Billions of people and thousands of years is not an exaggeration, you know. The Bhagavad Gita is literally that influential and revered. Disagree with it's teachings if you will, but to refuse to acknowledge it's global influence and acceptance is simplistic bigotry, not discussion.
And your tired repetition of the word "tract" is a sophmoric insult, meant solely to express disrespect while declaiming otherwise. How clever of you.
While you're at it, why not simply claim that India itself is inhabited by vast swaths of illiterate masses who's beliefs, practices, rituals and customs can only charitably be described as barbaric and unfit for accommodation in western societies?
Oh wait, you already did.
You write: “you’re treating those supposedly reputable universities with (presumably germane) courses on religion philosophy or comparative religion disrespectfully, by attributing to them a glaring lack of scholarliness and limited comprehension of their own fields.”
This comment suffers from twin defects. Why do you accuse “me” for reporting the historical fact of what university faculty committees sift for debate they consider worthy of rational thought in which the Gita gets a footnotes’ worth of reference?
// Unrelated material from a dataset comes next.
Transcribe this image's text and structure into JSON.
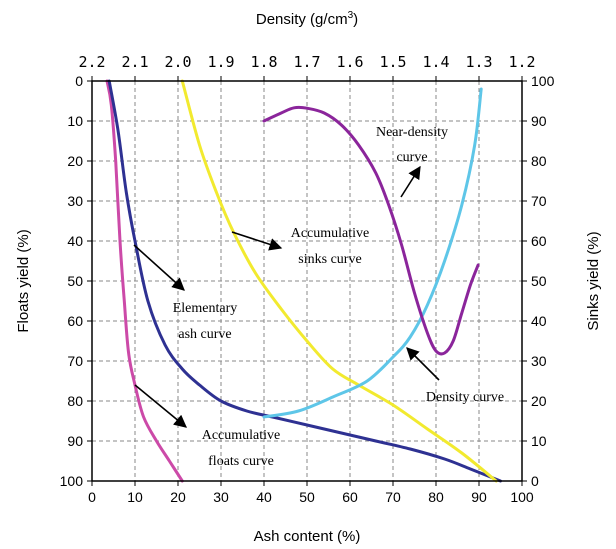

Second, you then insinuate that this omission constitutes a glaring lack of scholarship.
The problem with this line of reasoning is that first you rightly demand scholarship and debate and then complain of a lack of scholarship if scholars decide to relegate the Gita to the ether. And, then you chide me for a “sophomoric” description by calling the Gita a tract.
Of course would you not agree that “India itself is inhabited by vast swaths of illiterate masses who’s beliefs, practices, rituals and customs can only charitably be described as barbaric and unfit for accommodation in western societies” if explained in the context that Hindus of this perspective are prone to kill and torch when attempts are made to engage them in “rational” inquiry about the validity of their beliefs as a prelude to conversion?